The drop on the other side was slight—four feet to a narrow brick walkway, from which stairs led down, at occasional intervals, to a garden. A rooftop garden, in the center of which was a stone building, one story high, with a flat roof. It had broad windows, so the place was no extra fortification, and the light of many candles blazed within, disclosing opulent and tastefully decorated rooms.
The walkway was deserted, but the garden was not. On a bench under the spreading bows of a button-wood tree, Lucrezia sat demurely, holding hands with a handsome young man whom Ezio recognized as one of Rome’s leading romantic actors—Pietro Benintendi. Cesare wouldn’t be too pleased if he knew about this! Ezio, a mere silhouette, crept along the walkway to a point as close to the couple as he dared, grateful for the moon, which had risen by now and provided not only light but also confusing, camouflaging pools of shade. He listened.
“I love you so, I want to sing it to the heavens,” Pietro was saying ardently.
Lucrezia shushed him. “Please! You must whisper it only to yourself. If Cesare found out, who knows what he would do.”
“But you are free, are you not? Of course I heard about your late husband and I am very sorry, but—”
“Quiet, you fool!” Lucrezia’s hazel eyes glittered. “Do you not know that Cesare had the Duke of Bisceglie murdered?—my husband was strangled.”
“I loved my husband. Cesare grew jealous. Alfonso was a handsome man, and Cesare was conscious of the changes the New Disease had made to his own face, though God knows they are slight. He had his men waylay Alfonso and beat him up. He thought that would act as a warning. But Alfonso was no puppet.

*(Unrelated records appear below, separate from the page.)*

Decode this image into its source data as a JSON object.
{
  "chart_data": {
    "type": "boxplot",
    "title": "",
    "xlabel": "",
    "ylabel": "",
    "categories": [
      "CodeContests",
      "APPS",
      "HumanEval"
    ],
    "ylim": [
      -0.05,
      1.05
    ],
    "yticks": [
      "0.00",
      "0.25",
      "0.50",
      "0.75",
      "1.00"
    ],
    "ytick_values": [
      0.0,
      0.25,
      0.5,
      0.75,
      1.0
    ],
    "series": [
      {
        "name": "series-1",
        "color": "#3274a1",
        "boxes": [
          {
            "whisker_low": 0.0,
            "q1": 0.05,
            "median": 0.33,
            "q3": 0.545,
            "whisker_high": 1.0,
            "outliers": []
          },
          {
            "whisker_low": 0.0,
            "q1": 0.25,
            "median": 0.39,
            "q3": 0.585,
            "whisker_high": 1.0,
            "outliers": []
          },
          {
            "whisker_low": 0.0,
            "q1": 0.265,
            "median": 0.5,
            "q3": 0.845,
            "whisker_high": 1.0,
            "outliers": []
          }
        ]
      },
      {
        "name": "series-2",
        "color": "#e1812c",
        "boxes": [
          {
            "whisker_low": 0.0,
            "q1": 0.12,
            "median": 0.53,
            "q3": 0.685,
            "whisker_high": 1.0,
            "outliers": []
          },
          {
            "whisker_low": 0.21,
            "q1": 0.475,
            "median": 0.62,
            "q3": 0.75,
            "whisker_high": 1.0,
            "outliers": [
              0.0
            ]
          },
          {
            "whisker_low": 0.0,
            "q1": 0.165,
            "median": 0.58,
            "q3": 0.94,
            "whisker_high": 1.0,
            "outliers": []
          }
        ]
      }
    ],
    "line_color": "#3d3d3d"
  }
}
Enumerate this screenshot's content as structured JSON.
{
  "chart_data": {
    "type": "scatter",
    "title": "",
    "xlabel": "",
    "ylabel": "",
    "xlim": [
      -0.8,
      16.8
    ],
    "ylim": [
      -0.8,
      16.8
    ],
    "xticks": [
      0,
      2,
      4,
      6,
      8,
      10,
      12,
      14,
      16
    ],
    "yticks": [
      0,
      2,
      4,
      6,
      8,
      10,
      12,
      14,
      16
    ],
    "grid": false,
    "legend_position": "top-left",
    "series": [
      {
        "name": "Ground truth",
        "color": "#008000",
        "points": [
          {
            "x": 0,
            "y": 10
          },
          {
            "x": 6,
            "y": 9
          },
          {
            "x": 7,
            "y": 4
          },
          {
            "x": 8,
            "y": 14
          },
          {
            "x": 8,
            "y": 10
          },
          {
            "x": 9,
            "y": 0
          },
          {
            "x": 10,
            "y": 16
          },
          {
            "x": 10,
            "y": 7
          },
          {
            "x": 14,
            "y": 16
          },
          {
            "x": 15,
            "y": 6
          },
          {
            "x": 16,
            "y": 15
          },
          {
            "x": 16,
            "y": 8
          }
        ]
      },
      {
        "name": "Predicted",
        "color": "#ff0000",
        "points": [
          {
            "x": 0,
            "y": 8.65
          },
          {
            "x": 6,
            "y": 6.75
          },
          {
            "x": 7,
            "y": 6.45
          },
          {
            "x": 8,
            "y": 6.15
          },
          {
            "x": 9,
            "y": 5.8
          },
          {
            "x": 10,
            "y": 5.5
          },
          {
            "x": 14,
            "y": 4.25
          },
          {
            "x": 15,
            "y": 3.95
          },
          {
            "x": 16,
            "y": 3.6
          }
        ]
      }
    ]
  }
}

He hit back; while he was still recovering from Cesare’s attack, he had his own men retaliate. Cesare was lucky to escape the fate of San Sebastiano! But then, cruel man!—he had Micheletto Corella go to his bedchamber, where he lay nursing his wounds, and strangle him there.”
“It isn’t possible.” Pietro looked nervous.
“I loved my husband. Now, I make-believe to Cesare, to allay his suspicions. But he is a snake—always alert, always venomous.” She looked into Pietro’s eyes. “Thank God I have you to console me. Cesare has always been jealous of where I place my attentions; but that should not deter us. Besides, he has gone to Urbino to continue his campaigning. There is nothing to hinder us.”
“Are you sure?”
“I will keep our secret—if you will,” said Lucrezia intensely. She disengaged one hand from his and moved it to his thigh.
“Oh, Lucrezia!” sighed Pietro. “How your lips call to me!”
They kissed, delicately at first, then more and more passionately. Then Ezio shifted his position slightly and inadvertently kicked a brick loose, which fell into the garden. He froze.
Lucrezia and Pietro sprang apart.
“What was that?” she said. “No one is allowed access to my garden or my apartments without my knowledge—no one!”
Pietro was already on his feet, looking around fearfully. “I’d better go,” he said hastily. “Look—I have to prepare for my rehearsal—scan my lines for the morning. I must go!” He stooped to give Lucrezia a last kiss. “Farewell, my love!”